Warren Gatland’s heavy lifting was already done for the week by the time the Six Nations stretched a limb seven days ago.
After 12 years and 151 tests in charge of Wales, Gatland’s Super Rugby coaching career with the Chiefs began with a remarkable comeback victory over the Blues in Auckland.
Trailing 19-5 at the break, his new boys claimed a 37-29 win that was described as “epic” by one Kiwi outlet. It was also his first ever win as a coach at Eden Park.
Not a bad start but then that’s just what Gatland does.
It took him some time to lift Ireland off the floor back in the day but there was an early hint of recovery when, in his first game, they lost just 18-16 in Paris to a French side that had amassed over 70 points across their first two Five Nations games.
He quickly steered Wasps away from relegation, won an Air New Zealand Cup with Waikato and then he went to Wales.
The Welsh were a mess after a shock World Cup exit to Fiji but they upended all expectations with a defeat of England to start the 2008 Six Nations and finished it with a Grand Slam.
There are four new head coaches operating in the current Six Nations and that alone is a frighteningly high bar for any of them to reach.
Add in Gatland’s achievements as the main man with the British and Irish Lions — a series win in Australia and a stalemate against the All Blacks — and you could argue that there hasn’t been a better coach in the professional era.
Like, who else has enjoyed such success across so many levels of the game and in both hemispheres?
What’s undeniable is that his CV hasn’t engendered the respect it merits. Certainly not outside the Principality.
Caricatured as a clown on the front page of one New Zealand newspaper during the 2017 Lions tour there, his career in Europe was haunted by the sniffy ‘Warrenball’ accusations that persisted through most of his time with Wales.
Sean O’Brien’s criticisms of him and his coaching staff after that tour fed into the perception that Gatland wasn’t in the same bracket of coaching mastermind as someone like Joe Schmidt who, at the time, was still seen as a man who could do no wrong.
What’s clear now is that Wayne Pivac has a job in replacing him.
Pivac is a personable type, a former cop but a ‘good’ cop who will sit down and talk — and listen — to his players. His successes with Scarlets and knowledge of the regional scene are a good start but it will take time to achieve the bond that Gatland seemed to enjoy with his squads.

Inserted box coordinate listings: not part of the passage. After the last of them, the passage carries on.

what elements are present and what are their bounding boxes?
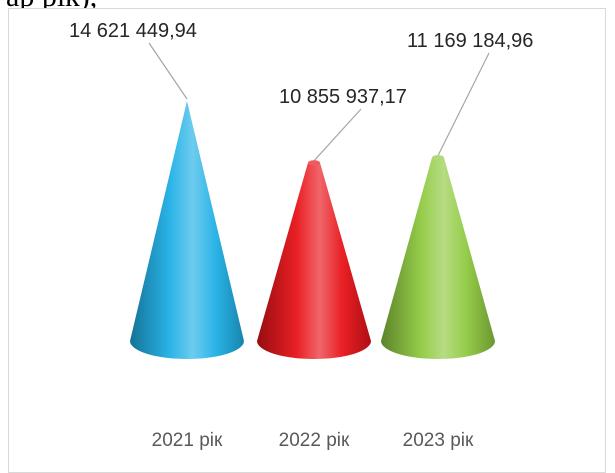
cone-top-cap (432, 155, 444, 161)
leader-line (313, 108, 362, 162)
leader-lines (148, 42, 490, 162)
cone-2023 (381, 157, 495, 359)
category-label: 2021 рік (152, 430, 223, 451)
cone-top-cap (308, 160, 320, 166)
leader-line (148, 42, 188, 100)
value-label: 14 621 449,94 (69, 20, 197, 42)
cone-2021 (130, 101, 244, 359)
value-labels: 14 621 449,94 10 855 937,17 11 169 184,96 (69, 20, 533, 108)
value-label: 11 169 184,96 (407, 30, 533, 52)
cone-series (130, 101, 495, 359)
value-label: 10 855 937,17 (279, 86, 407, 108)
category-labels: 2021 рік 2022 рік 2023 рік (152, 430, 474, 451)
category-label: 2023 рік (403, 430, 474, 451)
cone-2022 (257, 162, 371, 359)
leader-line (437, 52, 490, 156)
chart-area: 14 621 449,94 10 855 937,17 11 169 184,96 … (8, 8, 606, 473)
category-label: 2022 рік (279, 430, 350, 451)
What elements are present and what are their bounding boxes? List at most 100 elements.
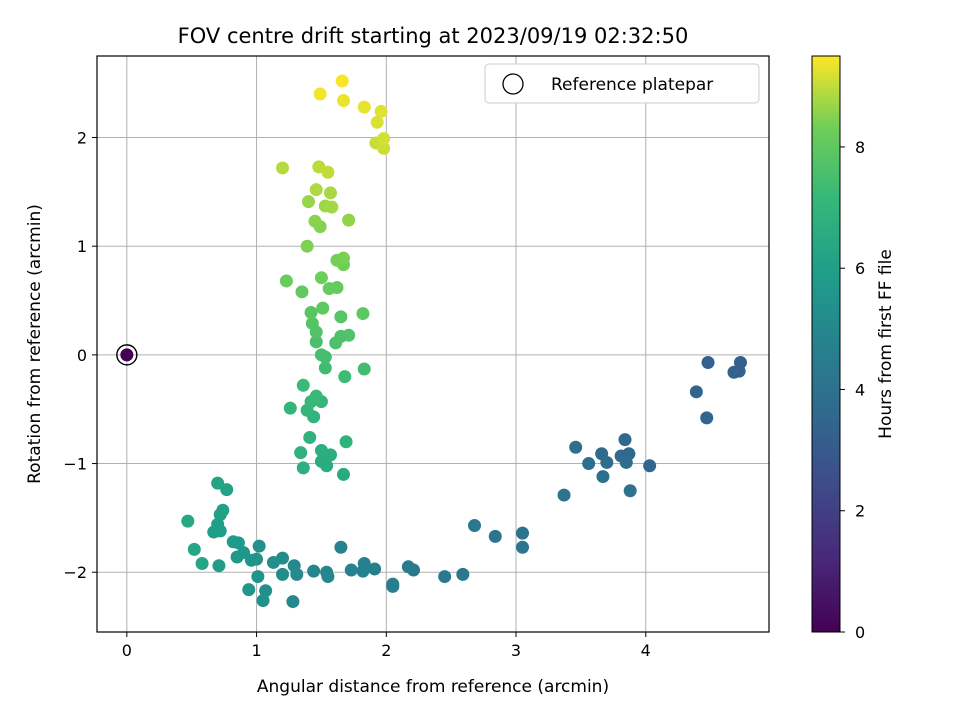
data-point	[600, 455, 614, 469]
x-axis-ticks: 0 1 2 3 4	[122, 632, 651, 660]
y-tick-label: −2	[63, 563, 87, 582]
data-point	[330, 280, 344, 294]
data-point	[325, 200, 339, 214]
colorbar-tick-label: 4	[855, 380, 865, 399]
data-points	[120, 74, 747, 609]
colorbar	[811, 55, 841, 633]
data-point	[516, 540, 530, 554]
x-tick-label: 2	[381, 641, 391, 660]
data-point	[336, 467, 350, 481]
data-point	[220, 483, 234, 497]
data-point	[211, 476, 225, 490]
data-point	[216, 503, 230, 517]
y-tick-label: 0	[77, 346, 87, 365]
colorbar-tick-label: 8	[855, 138, 865, 157]
data-point	[309, 183, 323, 197]
data-point	[456, 567, 470, 581]
data-point	[296, 461, 310, 475]
data-point	[314, 271, 328, 285]
data-point	[623, 484, 637, 498]
y-tick-label: −1	[63, 455, 87, 474]
data-point	[689, 385, 703, 399]
data-point	[309, 389, 323, 403]
data-point	[324, 186, 338, 200]
data-point	[230, 550, 244, 564]
data-point	[342, 328, 356, 342]
data-point	[468, 518, 482, 532]
data-point	[335, 74, 349, 88]
data-point	[296, 378, 310, 392]
y-tick-label: 1	[77, 237, 87, 256]
data-point	[374, 104, 388, 118]
data-point	[314, 444, 328, 458]
x-axis-label: Angular distance from reference (arcmin)	[257, 677, 609, 697]
data-point	[252, 539, 266, 553]
data-point	[276, 567, 290, 581]
data-point	[318, 361, 332, 375]
data-point	[344, 563, 358, 577]
data-point	[313, 87, 327, 101]
data-point	[212, 559, 226, 573]
data-point	[596, 470, 610, 484]
data-point	[307, 564, 321, 578]
data-point	[377, 141, 391, 155]
data-point	[251, 570, 265, 584]
data-point	[301, 195, 315, 209]
y-tick-label: 2	[77, 129, 87, 148]
chart-title: FOV centre drift starting at 2023/09/19 …	[178, 24, 689, 48]
data-point	[207, 525, 221, 539]
reference-ring	[116, 344, 138, 366]
data-point	[582, 457, 596, 471]
data-point	[368, 562, 382, 576]
data-point	[294, 446, 308, 460]
y-axis-label: Rotation from reference (arcmin)	[25, 204, 45, 484]
data-point	[618, 433, 632, 447]
data-point	[334, 540, 348, 554]
data-point	[727, 365, 741, 379]
x-tick-label: 1	[251, 641, 261, 660]
colorbar-label: Hours from first FF file	[876, 249, 896, 439]
data-point	[643, 459, 657, 473]
data-point	[377, 132, 391, 146]
data-point	[279, 274, 293, 288]
data-point	[488, 529, 502, 543]
data-point	[308, 214, 322, 228]
data-point	[700, 411, 714, 425]
data-point	[342, 213, 356, 227]
colorbar-tick-label: 2	[855, 502, 865, 521]
data-point	[386, 579, 400, 593]
x-tick-label: 0	[122, 641, 132, 660]
data-point	[356, 307, 370, 321]
legend-marker-icon	[502, 73, 524, 95]
data-point	[557, 488, 571, 502]
data-point	[338, 370, 352, 384]
data-point	[569, 440, 583, 454]
data-point	[619, 455, 633, 469]
data-point	[321, 165, 335, 179]
data-point	[259, 584, 273, 598]
x-tick-label: 3	[511, 641, 521, 660]
data-point	[181, 514, 195, 528]
data-point	[304, 305, 318, 319]
data-point	[226, 535, 240, 549]
data-point	[314, 454, 328, 468]
data-point	[357, 100, 371, 114]
colorbar-tick-label: 6	[855, 259, 865, 278]
data-point	[283, 401, 297, 415]
data-point	[286, 595, 300, 609]
data-point	[276, 161, 290, 175]
data-point	[356, 564, 370, 578]
legend-box	[484, 63, 760, 104]
data-point	[187, 542, 201, 556]
data-point	[300, 239, 314, 253]
y-axis-ticks: −2 −1 0 1 2	[63, 129, 97, 582]
data-point	[305, 316, 319, 330]
plot-frame	[96, 55, 770, 633]
data-point	[321, 570, 335, 584]
legend: Reference platepar	[484, 63, 760, 104]
data-point	[336, 94, 350, 108]
colorbar-ticks: 0 2 4 6 8	[840, 138, 865, 642]
colorbar-tick-label: 0	[855, 623, 865, 642]
data-point	[242, 583, 256, 597]
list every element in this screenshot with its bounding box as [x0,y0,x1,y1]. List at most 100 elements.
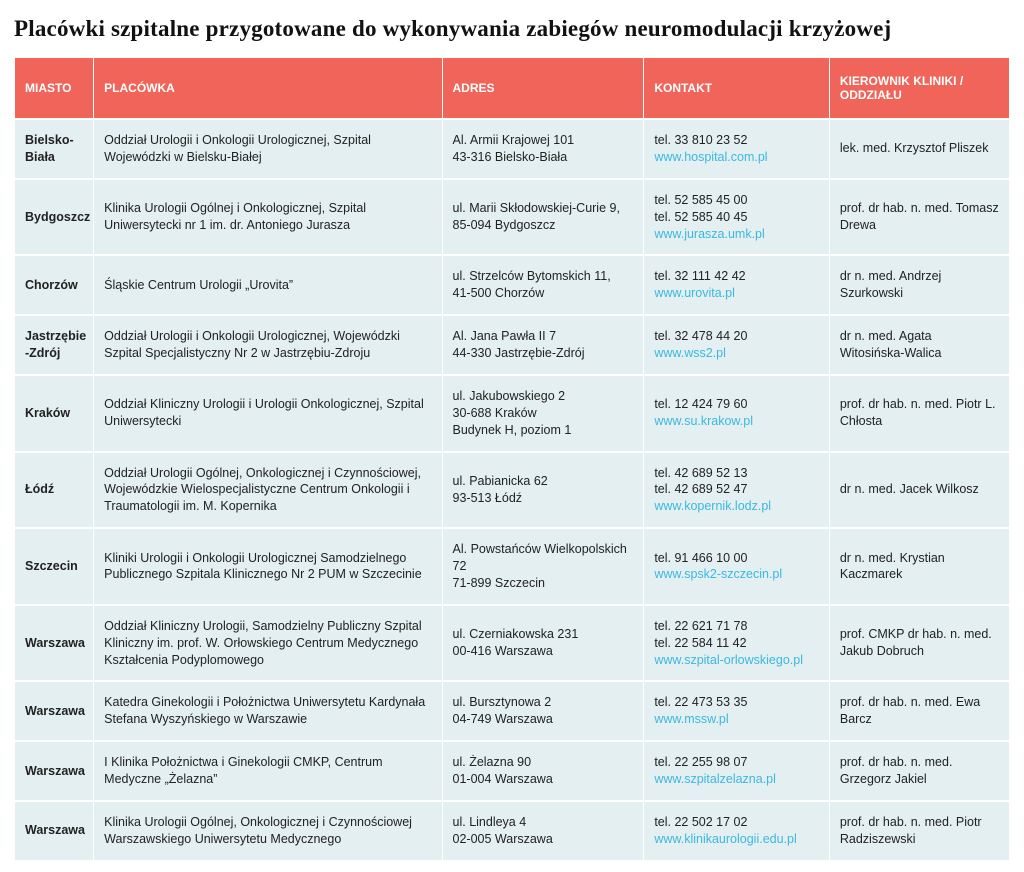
cell-address: ul. Strzelców Bytomskich 11,41-500 Chorz… [443,256,644,314]
cell-city: Szczecin [15,529,93,604]
table-row: WarszawaKatedra Ginekologii i Położnictw… [15,682,1009,740]
table-row: BydgoszczKlinika Urologii Ogólnej i Onko… [15,180,1009,255]
cell-contact: tel. 22 473 53 35www.mssw.pl [644,682,829,740]
cell-facility: I Klinika Położnictwa i Ginekologii CMKP… [94,742,441,800]
cell-contact: tel. 52 585 45 00tel. 52 585 40 45www.ju… [644,180,829,255]
cell-head: prof. dr hab. n. med. Ewa Barcz [830,682,1009,740]
website-link[interactable]: www.jurasza.umk.pl [654,226,819,243]
cell-facility: Klinika Urologii Ogólnej, Onkologicznej … [94,802,441,860]
cell-facility: Kliniki Urologii i Onkologii Urologiczne… [94,529,441,604]
column-header: PLACÓWKA [94,58,441,118]
cell-city: Łódź [15,453,93,528]
cell-address: Al. Armii Krajowej 10143-316 Bielsko-Bia… [443,120,644,178]
cell-city: Kraków [15,376,93,451]
table-row: Bielsko-BiałaOddział Urologii i Onkologi… [15,120,1009,178]
website-link[interactable]: www.klinikaurologii.edu.pl [654,831,819,848]
cell-head: prof. dr hab. n. med. Tomasz Drewa [830,180,1009,255]
website-link[interactable]: www.urovita.pl [654,285,819,302]
cell-address: ul. Jakubowskiego 230-688 KrakówBudynek … [443,376,644,451]
table-row: Jastrzębie-ZdrójOddział Urologii i Onkol… [15,316,1009,374]
cell-head: prof. dr hab. n. med. Piotr L. Chłosta [830,376,1009,451]
cell-contact: tel. 22 621 71 78tel. 22 584 11 42www.sz… [644,606,829,681]
cell-address: Al. Jana Pawła II 744-330 Jastrzębie-Zdr… [443,316,644,374]
phone-line: tel. 22 584 11 42 [654,635,819,652]
website-link[interactable]: www.wss2.pl [654,345,819,362]
phone-line: tel. 22 621 71 78 [654,618,819,635]
website-link[interactable]: www.spsk2-szczecin.pl [654,566,819,583]
cell-address: ul. Pabianicka 6293-513 Łódź [443,453,644,528]
cell-facility: Śląskie Centrum Urologii „Urovita” [94,256,441,314]
phone-line: tel. 52 585 45 00 [654,192,819,209]
phone-line: tel. 22 473 53 35 [654,694,819,711]
cell-facility: Oddział Urologii i Onkologii Urologiczne… [94,120,441,178]
table-row: ŁódźOddział Urologii Ogólnej, Onkologicz… [15,453,1009,528]
website-link[interactable]: www.szpital-orlowskiego.pl [654,652,819,669]
cell-address: ul. Marii Skłodowskiej-Curie 9,85-094 By… [443,180,644,255]
table-row: KrakówOddział Kliniczny Urologii i Urolo… [15,376,1009,451]
facilities-table: MIASTOPLACÓWKAADRESKONTAKTKIEROWNIK KLIN… [14,56,1010,862]
cell-city: Warszawa [15,682,93,740]
cell-facility: Katedra Ginekologii i Położnictwa Uniwer… [94,682,441,740]
table-row: ChorzówŚląskie Centrum Urologii „Urovita… [15,256,1009,314]
cell-contact: tel. 22 255 98 07www.szpitalzelazna.pl [644,742,829,800]
cell-contact: tel. 22 502 17 02www.klinikaurologii.edu… [644,802,829,860]
phone-line: tel. 32 478 44 20 [654,328,819,345]
cell-city: Warszawa [15,742,93,800]
website-link[interactable]: www.hospital.com.pl [654,149,819,166]
table-row: WarszawaI Klinika Położnictwa i Ginekolo… [15,742,1009,800]
cell-head: dr n. med. Agata Witosińska-Walica [830,316,1009,374]
cell-facility: Oddział Kliniczny Urologii, Samodzielny … [94,606,441,681]
website-link[interactable]: www.kopernik.lodz.pl [654,498,819,515]
cell-city: Warszawa [15,606,93,681]
cell-address: Al. Powstańców Wielkopolskich 7271-899 S… [443,529,644,604]
table-row: WarszawaKlinika Urologii Ogólnej, Onkolo… [15,802,1009,860]
phone-line: tel. 91 466 10 00 [654,550,819,567]
column-header: KONTAKT [644,58,829,118]
table-row: SzczecinKliniki Urologii i Onkologii Uro… [15,529,1009,604]
cell-head: dr n. med. Andrzej Szurkowski [830,256,1009,314]
cell-contact: tel. 12 424 79 60www.su.krakow.pl [644,376,829,451]
phone-line: tel. 42 689 52 47 [654,481,819,498]
cell-contact: tel. 91 466 10 00www.spsk2-szczecin.pl [644,529,829,604]
cell-address: ul. Czerniakowska 23100-416 Warszawa [443,606,644,681]
phone-line: tel. 32 111 42 42 [654,268,819,285]
cell-city: Warszawa [15,802,93,860]
phone-line: tel. 33 810 23 52 [654,132,819,149]
cell-city: Bydgoszcz [15,180,93,255]
cell-address: ul. Lindleya 402-005 Warszawa [443,802,644,860]
cell-head: prof. CMKP dr hab. n. med. Jakub Dobruch [830,606,1009,681]
cell-head: dr n. med. Jacek Wilkosz [830,453,1009,528]
website-link[interactable]: www.szpitalzelazna.pl [654,771,819,788]
table-row: WarszawaOddział Kliniczny Urologii, Samo… [15,606,1009,681]
table-header-row: MIASTOPLACÓWKAADRESKONTAKTKIEROWNIK KLIN… [15,58,1009,118]
cell-facility: Klinika Urologii Ogólnej i Onkologicznej… [94,180,441,255]
phone-line: tel. 42 689 52 13 [654,465,819,482]
phone-line: tel. 52 585 40 45 [654,209,819,226]
website-link[interactable]: www.mssw.pl [654,711,819,728]
website-link[interactable]: www.su.krakow.pl [654,413,819,430]
cell-address: ul. Żelazna 9001-004 Warszawa [443,742,644,800]
cell-head: lek. med. Krzysztof Pliszek [830,120,1009,178]
cell-city: Bielsko-Biała [15,120,93,178]
cell-contact: tel. 32 478 44 20www.wss2.pl [644,316,829,374]
cell-contact: tel. 33 810 23 52www.hospital.com.pl [644,120,829,178]
cell-city: Jastrzębie-Zdrój [15,316,93,374]
phone-line: tel. 22 255 98 07 [654,754,819,771]
phone-line: tel. 22 502 17 02 [654,814,819,831]
table-body: Bielsko-BiałaOddział Urologii i Onkologi… [15,120,1009,860]
cell-head: prof. dr hab. n. med. Piotr Radziszewski [830,802,1009,860]
column-header: ADRES [443,58,644,118]
page-title: Placówki szpitalne przygotowane do wykon… [14,16,1010,42]
cell-contact: tel. 32 111 42 42www.urovita.pl [644,256,829,314]
column-header: MIASTO [15,58,93,118]
cell-contact: tel. 42 689 52 13tel. 42 689 52 47www.ko… [644,453,829,528]
phone-line: tel. 12 424 79 60 [654,396,819,413]
cell-address: ul. Bursztynowa 204-749 Warszawa [443,682,644,740]
cell-facility: Oddział Kliniczny Urologii i Urologii On… [94,376,441,451]
cell-facility: Oddział Urologii i Onkologii Urologiczne… [94,316,441,374]
cell-facility: Oddział Urologii Ogólnej, Onkologicznej … [94,453,441,528]
column-header: KIEROWNIK KLINIKI / ODDZIAŁU [830,58,1009,118]
cell-head: prof. dr hab. n. med. Grzegorz Jakiel [830,742,1009,800]
cell-head: dr n. med. Krystian Kaczmarek [830,529,1009,604]
cell-city: Chorzów [15,256,93,314]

“It is a challenge because, quite simply, the boys idolised Gats,” said former Wales winger Shane Williams in Dublin this week.
“He was a good coach. He had good methods. He had good people around him like Shaun Edwards, Rob Howley, Robin McBryde and Jenks [Neil Jenkins].
“He kind of formed this team — and I don’t mean team as in the boys on the field — from the physios to the masseuse to everyone else to JR [John Rowlands] who was there cleaning up the bags afterwards.
Pivac may well enjoy a seamless transition. This is an enormous encounter for him and for Andy Farrell after both men enjoyed winning starts against opposition they will always be expected to beat but his Welsh team could easily return home from Ballsbridge tomorrow with a second straight win tucked into their belts.
Still, you can only wonder what landmines Gatland would be laying now were he still here.
For years he needled Irish sensibilities with one-liners and not-so-subtle digs, creating a tension between the two sides and going as far at one point as to suggest that the Welsh enjoyed beating the Irish more than anyone else.
Quite the claim given their neighbours across the Severn.
Gatland even claimed that Schmidt would get more wound up on those weeks when Wales provided the opposition, that his words could drive his fellow Kiwi crazy.
“He might deny that,” he told Newstalk late last year, “but people within the Irish camp are telling me: ‘Please don’t say anything this week, because Joe will go mental about any comments you make’.”
There have been no brickbats thrown in either direction this week. Farrell isn’t nearly as sensitive to this stuff as his predecessor and Pivac lacks the eye for mischief.
It has fallen on the English and Scots to stir up the bad blood this week as they launch barbs at one another across Hadrian’s Wall. Pivac’s teams play a pleasing brand of rugby but the game as a whole is a duller place for Gatland’s absence.